Through them, viewers experience the force of friendship as they see each other through the best and worst of times. Lark Rise To Candleford is warm, funny, poignant, occasionally tragic but overall a celebration of the spirit of community.
Jane Tranter, Controller of BBC Fiction, says: "Bill Gallagher has created a strong, funny and heart-warming drama series from Flora Thompson's novel.
"His drama naturally displays the enduring beauty of the English countryside but, more than that, it displays the enduring power of human landscape: the comedy, the whimsy, the moments of pain and heartbreak, and the collective and courageous force of family, friends and neighbours that see our characters through the best and worst of times.
"The talent and strength of the assembled cast and production team pay tribute to the excellence of Bill's vision and scripts."
Kate Harwood, Head of Series and Serials, adds: "Lark Rise To Candleford, Flora Thompson's touching and personal memoir of her North Oxfordshire youth, was originally developed by BBC Drama Production as a conventional drama serial. Eventually, the idea came to find a different take on the book and to develop it as a longer running pre-watershed, returnable drama series.
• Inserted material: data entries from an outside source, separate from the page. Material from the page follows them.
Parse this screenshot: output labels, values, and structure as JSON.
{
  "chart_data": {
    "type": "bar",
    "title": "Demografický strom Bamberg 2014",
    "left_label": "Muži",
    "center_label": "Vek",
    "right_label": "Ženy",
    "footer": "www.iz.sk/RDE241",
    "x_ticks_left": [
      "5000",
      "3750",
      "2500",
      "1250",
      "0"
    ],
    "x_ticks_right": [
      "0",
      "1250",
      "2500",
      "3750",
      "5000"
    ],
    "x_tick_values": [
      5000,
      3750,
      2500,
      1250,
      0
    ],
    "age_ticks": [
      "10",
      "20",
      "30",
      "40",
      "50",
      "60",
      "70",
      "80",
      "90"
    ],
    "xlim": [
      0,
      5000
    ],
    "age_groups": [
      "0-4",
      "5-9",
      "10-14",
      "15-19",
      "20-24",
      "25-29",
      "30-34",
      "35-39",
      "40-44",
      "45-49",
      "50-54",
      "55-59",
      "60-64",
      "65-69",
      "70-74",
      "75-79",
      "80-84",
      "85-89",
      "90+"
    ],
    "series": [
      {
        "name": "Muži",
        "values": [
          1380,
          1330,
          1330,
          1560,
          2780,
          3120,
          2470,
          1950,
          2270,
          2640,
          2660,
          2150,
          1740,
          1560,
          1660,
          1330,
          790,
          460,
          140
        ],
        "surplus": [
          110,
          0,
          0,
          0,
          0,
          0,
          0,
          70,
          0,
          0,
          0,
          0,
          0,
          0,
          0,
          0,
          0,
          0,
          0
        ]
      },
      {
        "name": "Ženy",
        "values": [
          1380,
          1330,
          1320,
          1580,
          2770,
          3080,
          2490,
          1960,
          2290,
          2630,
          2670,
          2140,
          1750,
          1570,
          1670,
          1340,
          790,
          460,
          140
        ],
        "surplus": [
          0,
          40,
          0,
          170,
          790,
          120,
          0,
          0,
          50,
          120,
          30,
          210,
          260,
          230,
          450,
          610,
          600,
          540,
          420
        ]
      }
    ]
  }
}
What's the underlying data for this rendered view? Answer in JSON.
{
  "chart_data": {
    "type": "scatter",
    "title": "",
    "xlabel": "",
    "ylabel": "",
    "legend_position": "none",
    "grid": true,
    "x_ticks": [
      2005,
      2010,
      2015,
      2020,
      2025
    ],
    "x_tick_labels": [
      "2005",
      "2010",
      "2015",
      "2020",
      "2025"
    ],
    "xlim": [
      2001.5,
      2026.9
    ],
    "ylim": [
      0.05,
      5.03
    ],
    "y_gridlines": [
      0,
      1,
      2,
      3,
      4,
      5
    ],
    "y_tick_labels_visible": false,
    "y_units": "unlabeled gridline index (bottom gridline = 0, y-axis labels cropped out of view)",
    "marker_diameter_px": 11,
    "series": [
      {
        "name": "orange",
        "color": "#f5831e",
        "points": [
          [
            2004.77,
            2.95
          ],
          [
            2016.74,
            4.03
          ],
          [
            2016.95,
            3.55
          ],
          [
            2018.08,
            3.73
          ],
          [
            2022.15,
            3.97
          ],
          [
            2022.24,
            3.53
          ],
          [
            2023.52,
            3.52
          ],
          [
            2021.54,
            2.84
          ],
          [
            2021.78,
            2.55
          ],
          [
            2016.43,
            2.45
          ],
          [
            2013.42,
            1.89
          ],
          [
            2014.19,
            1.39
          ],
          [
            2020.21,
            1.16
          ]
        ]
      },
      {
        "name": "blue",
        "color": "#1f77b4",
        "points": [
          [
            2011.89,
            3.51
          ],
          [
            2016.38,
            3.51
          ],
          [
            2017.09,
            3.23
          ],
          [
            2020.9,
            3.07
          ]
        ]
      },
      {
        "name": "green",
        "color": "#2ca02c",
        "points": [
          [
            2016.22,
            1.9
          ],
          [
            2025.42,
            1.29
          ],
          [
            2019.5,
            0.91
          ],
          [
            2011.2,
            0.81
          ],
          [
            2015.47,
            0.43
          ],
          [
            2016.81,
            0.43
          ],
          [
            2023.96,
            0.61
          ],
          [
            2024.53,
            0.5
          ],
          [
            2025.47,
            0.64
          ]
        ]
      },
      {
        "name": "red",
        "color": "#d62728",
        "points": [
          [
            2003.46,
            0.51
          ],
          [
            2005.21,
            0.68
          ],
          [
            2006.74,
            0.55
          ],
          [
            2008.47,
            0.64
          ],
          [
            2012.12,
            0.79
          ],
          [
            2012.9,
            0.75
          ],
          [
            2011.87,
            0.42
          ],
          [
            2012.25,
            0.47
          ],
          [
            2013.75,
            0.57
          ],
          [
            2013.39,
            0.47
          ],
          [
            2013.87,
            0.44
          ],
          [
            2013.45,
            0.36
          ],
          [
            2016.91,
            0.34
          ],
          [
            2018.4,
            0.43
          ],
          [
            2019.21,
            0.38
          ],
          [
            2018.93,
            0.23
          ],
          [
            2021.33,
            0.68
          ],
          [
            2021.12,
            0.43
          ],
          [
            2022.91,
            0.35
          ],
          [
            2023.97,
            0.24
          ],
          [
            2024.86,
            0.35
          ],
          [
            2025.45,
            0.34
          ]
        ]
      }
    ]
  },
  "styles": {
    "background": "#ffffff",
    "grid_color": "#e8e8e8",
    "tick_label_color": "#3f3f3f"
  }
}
"Happily the material responded wonderfully to this; as writer Bill Gallagher says, the books are crammed so full of stories that you can just shake the pages and another one falls out. But Flora Thompson's stories are very particular; they are anecdotal and personal and therefore need a dramatist's imagination and narrative skills to take them from a beautifully evoked idea and to turn them into a fully fledged, hour-long drama.
"For example, the opening story of the series, which tells of a dispute between the two communities that has to be resolved using some delicate and clever thinking, is one that is contained in no more than a few sentences in the book. Bill has taken that idea and turned it into a richly and touching narrative through which we launch Laura on her journey to Candleford and into her adult life."